Le dicen la Villa Blanca, por sus fachadas coloniales que brillan bajo el sol, y también por los cangrejos blancos que cruzan la ciudad cuando llega su época. Un espectáculo que parece sacado de una película, pero que es parte de la vida real. Y es que todo en Gibara tiene ese aire de “¿cómo no la conocía antes?” que enamora sin hacer ruido.

Un pasado que todavía respira

Donde Colón ancló su mirada… y algo más

La historia de Gibara no empezó ayer. En 1492, Cristóbal Colón se refugió aquí de una tormenta y escribió en su diario que este lugar era perfecto para fundar algo grande. Pero pasaron más de dos siglos hasta que alguien lo escuchó. Fue en 1817 que se levantó la primera fortaleza, la Batería Fernando VII, y así comenzó la vida de este pequeño puerto.

Los restos de esa época siguen ahí. Las ruinas del fuerte El Cuartelón, por ejemplo, tienen esa mezcla de abandono y dignidad que conmueve. Y hay algo más poderoso que los muros: la sensación de estar en un sitio que sobrevivió a piratas, ciclones, indiferencias… y que sigue de pie.

Gibara. Foto: Depositphotos

El corazón colonial que sigue latiendo

Caminar por el centro de Gibara es como abrir una caja de sorpresas. Aquí, una iglesia con frescos que te hacen levantar la cabeza. Allá, una antigua sede del Casino Español que te transporta al siglo XIX. Hay una réplica de la Estatua de la Libertad en el parque central, como si la ciudad dijera: “también nosotros tuvimos nuestro grito”.

No es casualidad que todo esto esté protegido como Monumento Nacional. Tampoco es pose: es orgullo. Gibara ha sabido cuidar sus calles, sus fachadas, su historia. Y eso se nota. Se siente.

No todo ha sido fácil. Ciclones como Ike y Sandy golpearon fuerte. Muchas casas se perdieron, hubo que empezar de cero. Pero Gibara resistió. Foto: Depositphotos

Un festival que le cambió la vida

A veces una idea cambia el destino de un lugar. Eso hizo Humberto Solás, el gran cineasta cubano, cuando decidió crear aquí el Festival Internacional de Cine Pobre. Corría el año 2003 y el mundo todavía miraba con escepticismo al cine de bajo presupuesto. Pero Solás vio otra cosa: talento sin recursos que merecía ser visto.

¿Por qué Gibara? Porque era bella, sí. Pero también porque tenía alma. Aquí filmó sus películas Lucía y Miel para Oshun, y sabía que esta ciudad podía ser más que escenario. Podía ser protagonista.
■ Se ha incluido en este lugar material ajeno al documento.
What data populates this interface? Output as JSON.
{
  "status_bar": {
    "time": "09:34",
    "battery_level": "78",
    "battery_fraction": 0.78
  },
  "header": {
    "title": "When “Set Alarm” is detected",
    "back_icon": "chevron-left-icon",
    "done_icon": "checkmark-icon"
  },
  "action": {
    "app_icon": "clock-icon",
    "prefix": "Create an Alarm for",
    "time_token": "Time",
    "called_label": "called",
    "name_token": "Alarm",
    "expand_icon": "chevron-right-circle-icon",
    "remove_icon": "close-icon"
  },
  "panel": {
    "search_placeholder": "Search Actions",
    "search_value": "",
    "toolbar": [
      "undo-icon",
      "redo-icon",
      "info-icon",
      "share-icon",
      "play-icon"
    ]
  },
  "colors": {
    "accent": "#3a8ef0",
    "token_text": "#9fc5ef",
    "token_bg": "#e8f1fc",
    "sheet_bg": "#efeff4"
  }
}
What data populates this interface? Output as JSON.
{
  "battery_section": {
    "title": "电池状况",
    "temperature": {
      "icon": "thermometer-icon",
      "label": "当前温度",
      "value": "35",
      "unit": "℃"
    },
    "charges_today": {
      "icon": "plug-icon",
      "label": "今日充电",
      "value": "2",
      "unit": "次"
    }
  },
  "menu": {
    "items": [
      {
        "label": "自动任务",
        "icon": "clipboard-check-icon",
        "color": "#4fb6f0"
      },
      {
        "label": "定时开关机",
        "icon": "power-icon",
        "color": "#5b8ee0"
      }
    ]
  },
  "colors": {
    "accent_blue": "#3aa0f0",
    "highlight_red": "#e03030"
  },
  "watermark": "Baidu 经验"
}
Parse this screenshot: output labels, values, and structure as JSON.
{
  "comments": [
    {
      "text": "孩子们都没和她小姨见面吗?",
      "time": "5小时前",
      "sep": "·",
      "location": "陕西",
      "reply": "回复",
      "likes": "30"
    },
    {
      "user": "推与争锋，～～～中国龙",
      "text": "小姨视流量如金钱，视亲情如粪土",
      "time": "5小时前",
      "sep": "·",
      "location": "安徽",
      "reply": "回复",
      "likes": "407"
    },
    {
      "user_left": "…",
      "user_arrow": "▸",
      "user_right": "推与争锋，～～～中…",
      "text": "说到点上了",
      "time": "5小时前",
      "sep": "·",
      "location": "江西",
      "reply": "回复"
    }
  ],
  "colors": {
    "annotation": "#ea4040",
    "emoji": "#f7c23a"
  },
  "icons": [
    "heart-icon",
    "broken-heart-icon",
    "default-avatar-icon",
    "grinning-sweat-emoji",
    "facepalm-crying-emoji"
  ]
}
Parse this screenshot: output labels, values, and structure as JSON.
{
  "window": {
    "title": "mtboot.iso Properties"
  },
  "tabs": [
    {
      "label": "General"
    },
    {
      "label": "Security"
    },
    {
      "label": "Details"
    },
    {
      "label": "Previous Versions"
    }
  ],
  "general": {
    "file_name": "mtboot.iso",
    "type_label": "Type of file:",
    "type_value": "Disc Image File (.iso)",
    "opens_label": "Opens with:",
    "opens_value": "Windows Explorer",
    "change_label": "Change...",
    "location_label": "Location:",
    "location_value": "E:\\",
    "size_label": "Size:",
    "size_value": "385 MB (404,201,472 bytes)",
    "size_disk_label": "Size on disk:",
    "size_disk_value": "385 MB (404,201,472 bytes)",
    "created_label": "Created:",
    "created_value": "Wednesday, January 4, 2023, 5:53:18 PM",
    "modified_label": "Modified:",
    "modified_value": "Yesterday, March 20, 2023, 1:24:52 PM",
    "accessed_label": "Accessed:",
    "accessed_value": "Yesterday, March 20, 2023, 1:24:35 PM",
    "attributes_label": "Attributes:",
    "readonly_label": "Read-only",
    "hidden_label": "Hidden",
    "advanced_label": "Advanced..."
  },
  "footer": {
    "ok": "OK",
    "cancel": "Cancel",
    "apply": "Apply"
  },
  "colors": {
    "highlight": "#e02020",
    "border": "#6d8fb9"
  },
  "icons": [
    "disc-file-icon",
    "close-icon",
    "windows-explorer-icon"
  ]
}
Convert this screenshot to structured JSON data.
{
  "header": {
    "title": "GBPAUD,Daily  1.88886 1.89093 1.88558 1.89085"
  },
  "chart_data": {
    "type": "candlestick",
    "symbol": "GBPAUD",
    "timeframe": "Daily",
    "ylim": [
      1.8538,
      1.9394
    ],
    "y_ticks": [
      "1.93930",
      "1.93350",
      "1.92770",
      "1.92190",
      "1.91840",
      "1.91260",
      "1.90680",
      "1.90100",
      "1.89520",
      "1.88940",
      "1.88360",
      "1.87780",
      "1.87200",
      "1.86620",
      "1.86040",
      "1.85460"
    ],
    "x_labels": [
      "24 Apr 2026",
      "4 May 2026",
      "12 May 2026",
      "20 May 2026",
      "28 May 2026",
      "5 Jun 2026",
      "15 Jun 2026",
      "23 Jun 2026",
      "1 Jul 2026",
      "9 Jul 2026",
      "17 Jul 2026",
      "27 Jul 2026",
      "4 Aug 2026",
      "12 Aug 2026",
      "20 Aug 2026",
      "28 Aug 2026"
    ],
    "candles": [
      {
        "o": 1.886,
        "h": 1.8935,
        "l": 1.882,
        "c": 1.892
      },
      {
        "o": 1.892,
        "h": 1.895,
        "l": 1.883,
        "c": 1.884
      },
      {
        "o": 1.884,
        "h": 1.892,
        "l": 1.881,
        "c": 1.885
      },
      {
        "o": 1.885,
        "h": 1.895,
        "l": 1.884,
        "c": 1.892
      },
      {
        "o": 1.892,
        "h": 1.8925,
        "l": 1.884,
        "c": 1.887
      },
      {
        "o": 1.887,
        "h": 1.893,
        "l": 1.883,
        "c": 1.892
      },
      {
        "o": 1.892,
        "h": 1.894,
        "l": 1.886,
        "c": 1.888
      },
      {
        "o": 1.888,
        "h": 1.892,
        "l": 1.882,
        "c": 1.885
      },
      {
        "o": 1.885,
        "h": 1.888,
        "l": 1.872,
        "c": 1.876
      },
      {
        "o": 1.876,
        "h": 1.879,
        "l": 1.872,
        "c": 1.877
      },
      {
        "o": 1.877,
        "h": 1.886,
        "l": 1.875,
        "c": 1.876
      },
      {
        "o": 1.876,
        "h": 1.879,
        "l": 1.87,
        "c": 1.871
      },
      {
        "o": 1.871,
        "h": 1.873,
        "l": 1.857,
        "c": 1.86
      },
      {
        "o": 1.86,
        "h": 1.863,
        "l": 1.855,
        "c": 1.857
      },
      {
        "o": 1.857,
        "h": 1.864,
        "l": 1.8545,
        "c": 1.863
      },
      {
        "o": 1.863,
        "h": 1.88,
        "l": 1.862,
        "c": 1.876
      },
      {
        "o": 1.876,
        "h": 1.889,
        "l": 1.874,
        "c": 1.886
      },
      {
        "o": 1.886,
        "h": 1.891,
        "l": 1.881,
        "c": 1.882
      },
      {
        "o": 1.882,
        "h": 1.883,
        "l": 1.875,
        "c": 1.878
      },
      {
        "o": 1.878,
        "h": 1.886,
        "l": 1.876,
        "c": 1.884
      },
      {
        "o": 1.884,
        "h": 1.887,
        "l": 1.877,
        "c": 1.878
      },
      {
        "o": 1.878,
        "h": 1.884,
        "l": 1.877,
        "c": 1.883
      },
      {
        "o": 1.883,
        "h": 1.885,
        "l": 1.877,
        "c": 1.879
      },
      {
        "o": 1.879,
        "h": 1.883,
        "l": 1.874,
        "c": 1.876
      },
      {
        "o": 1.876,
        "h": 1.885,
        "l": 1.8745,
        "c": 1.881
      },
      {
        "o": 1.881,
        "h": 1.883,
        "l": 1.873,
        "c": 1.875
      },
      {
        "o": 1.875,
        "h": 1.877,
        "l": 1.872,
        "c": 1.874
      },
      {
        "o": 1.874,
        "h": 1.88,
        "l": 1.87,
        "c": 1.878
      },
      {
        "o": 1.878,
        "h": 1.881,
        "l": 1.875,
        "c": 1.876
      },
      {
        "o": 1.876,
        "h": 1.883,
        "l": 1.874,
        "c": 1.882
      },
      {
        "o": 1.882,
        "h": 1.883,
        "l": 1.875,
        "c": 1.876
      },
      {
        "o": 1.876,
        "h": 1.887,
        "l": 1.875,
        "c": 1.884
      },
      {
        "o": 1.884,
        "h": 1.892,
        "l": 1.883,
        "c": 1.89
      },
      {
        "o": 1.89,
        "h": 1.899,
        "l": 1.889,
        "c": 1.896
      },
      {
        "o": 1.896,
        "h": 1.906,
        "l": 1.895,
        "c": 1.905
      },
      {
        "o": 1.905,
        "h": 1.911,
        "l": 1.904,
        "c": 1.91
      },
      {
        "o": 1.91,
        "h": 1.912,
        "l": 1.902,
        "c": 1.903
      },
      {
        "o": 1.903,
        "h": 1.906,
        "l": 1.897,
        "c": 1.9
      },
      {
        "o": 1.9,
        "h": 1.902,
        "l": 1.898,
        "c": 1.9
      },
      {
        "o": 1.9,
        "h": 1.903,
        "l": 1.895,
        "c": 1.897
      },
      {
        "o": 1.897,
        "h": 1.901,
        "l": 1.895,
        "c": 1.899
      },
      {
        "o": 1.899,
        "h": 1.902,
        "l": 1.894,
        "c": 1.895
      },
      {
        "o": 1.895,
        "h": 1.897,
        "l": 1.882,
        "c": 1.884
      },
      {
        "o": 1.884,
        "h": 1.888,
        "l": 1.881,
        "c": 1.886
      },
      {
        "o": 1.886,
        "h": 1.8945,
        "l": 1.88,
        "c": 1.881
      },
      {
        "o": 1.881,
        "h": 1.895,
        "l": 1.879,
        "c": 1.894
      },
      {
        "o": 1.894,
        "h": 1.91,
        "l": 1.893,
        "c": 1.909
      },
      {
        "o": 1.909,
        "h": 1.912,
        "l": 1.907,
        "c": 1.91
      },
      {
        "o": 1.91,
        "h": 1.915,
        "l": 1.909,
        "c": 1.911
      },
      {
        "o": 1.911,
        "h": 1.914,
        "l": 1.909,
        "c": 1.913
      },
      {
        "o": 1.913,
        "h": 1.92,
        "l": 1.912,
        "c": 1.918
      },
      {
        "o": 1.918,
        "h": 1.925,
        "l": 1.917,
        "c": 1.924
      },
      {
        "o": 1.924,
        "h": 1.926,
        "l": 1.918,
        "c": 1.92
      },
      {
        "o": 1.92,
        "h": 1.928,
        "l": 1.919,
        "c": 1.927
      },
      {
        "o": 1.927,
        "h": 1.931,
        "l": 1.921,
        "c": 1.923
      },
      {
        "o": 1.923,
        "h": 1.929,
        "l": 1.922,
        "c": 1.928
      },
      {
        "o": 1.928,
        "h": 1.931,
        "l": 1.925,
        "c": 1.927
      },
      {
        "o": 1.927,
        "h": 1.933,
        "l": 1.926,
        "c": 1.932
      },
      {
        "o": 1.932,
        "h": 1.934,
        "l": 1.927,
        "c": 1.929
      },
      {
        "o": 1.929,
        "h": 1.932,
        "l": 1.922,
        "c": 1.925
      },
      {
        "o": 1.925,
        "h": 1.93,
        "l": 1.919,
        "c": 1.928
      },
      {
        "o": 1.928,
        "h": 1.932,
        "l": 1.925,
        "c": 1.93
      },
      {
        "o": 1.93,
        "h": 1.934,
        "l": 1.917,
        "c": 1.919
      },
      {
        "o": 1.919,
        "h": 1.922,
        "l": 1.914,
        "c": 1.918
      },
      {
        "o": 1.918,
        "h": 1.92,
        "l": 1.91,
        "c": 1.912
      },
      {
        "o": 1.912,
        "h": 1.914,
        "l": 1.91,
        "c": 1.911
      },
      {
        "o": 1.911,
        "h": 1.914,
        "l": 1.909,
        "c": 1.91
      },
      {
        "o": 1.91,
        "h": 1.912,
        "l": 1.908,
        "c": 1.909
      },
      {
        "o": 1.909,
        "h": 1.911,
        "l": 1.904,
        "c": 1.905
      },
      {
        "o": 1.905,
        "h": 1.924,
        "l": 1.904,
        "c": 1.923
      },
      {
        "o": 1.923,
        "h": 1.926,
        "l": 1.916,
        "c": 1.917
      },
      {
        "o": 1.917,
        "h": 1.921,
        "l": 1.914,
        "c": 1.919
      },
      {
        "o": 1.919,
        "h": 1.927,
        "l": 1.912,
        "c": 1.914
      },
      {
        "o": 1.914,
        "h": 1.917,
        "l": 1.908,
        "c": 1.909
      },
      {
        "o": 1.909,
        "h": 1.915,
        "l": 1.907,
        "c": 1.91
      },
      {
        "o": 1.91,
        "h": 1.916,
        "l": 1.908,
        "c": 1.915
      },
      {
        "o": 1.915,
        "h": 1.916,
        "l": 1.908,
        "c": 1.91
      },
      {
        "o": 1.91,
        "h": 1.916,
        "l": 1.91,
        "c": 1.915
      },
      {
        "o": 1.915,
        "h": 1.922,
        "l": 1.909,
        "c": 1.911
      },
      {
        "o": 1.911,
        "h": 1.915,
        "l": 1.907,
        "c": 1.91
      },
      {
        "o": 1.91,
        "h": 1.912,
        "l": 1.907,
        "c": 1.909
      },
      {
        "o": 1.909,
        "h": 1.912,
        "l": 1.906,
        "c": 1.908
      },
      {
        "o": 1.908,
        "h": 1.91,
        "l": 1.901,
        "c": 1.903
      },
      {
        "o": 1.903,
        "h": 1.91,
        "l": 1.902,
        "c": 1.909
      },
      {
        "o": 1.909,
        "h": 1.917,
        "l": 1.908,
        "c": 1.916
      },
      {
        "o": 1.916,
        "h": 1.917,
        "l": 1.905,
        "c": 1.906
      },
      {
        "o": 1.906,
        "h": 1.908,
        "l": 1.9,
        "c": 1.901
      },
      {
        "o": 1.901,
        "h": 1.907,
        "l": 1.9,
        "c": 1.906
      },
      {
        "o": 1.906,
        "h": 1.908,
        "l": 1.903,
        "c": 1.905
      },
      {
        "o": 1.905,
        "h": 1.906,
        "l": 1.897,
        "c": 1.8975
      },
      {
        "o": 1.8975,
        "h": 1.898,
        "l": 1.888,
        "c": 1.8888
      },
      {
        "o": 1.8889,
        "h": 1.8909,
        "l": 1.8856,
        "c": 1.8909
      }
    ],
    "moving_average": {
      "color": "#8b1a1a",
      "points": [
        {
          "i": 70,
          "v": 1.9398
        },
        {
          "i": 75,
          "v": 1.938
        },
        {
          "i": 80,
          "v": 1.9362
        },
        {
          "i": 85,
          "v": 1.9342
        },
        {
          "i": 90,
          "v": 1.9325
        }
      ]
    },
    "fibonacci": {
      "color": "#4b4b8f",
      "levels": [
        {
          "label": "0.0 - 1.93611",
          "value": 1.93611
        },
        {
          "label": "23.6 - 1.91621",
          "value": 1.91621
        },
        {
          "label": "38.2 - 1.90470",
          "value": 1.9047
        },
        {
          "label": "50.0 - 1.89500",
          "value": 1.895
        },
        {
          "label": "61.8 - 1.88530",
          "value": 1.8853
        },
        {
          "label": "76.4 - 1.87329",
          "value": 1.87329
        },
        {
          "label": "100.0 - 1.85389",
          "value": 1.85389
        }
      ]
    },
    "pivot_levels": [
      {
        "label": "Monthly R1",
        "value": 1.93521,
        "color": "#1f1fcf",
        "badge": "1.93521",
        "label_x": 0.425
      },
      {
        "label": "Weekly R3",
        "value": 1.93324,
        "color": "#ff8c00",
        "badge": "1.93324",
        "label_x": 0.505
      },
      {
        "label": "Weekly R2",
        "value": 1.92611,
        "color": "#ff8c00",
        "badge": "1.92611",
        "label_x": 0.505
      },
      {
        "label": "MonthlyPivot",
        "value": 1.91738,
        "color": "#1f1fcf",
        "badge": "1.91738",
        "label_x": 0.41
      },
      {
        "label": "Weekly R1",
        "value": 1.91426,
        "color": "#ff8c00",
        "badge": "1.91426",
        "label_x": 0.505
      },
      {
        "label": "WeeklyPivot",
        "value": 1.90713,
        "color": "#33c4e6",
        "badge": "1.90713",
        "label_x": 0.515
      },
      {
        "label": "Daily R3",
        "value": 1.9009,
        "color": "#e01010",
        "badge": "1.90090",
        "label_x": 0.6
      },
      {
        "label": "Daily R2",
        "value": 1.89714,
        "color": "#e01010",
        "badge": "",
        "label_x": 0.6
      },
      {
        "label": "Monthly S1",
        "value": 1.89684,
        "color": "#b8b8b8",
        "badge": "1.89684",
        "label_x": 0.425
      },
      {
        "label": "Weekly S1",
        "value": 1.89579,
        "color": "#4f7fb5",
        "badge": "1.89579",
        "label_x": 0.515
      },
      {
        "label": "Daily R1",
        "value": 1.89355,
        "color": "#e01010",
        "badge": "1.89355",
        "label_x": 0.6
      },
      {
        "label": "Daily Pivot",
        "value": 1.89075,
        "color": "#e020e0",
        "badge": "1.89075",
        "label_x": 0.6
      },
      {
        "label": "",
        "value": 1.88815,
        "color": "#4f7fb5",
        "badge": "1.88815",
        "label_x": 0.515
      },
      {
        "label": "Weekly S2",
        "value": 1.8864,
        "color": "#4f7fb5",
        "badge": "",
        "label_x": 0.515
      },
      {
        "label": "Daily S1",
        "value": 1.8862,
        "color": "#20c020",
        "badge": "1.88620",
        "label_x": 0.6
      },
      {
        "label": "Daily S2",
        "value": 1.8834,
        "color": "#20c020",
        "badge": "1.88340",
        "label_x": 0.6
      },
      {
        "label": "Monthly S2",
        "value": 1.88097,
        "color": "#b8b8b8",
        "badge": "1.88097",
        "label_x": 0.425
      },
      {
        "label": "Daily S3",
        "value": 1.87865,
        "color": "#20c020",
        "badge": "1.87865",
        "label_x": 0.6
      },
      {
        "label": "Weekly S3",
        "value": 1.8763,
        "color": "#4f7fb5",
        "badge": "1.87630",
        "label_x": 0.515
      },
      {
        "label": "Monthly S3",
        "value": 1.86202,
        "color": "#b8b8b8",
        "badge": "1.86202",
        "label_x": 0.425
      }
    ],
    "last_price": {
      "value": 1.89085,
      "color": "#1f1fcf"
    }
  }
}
Cada abril, Gibara cambia. Se llena de cámaras, de luces, de voces que discuten de cine mientras beben café frente al malecón. Pero lo más bonito pasa en las calles: vecinos que abren sus casas, que cocinan para los invitados, que bailan hasta tarde como si la alegría fuera también patrimonio.

No es solo un evento cultural. Es una fiesta del alma. Y de paso, una oportunidad real para el desarrollo local. Basta entrar en la tienda La Dalia, especializada en productos del festival, para ver cómo arte y economía pueden caminar de la mano.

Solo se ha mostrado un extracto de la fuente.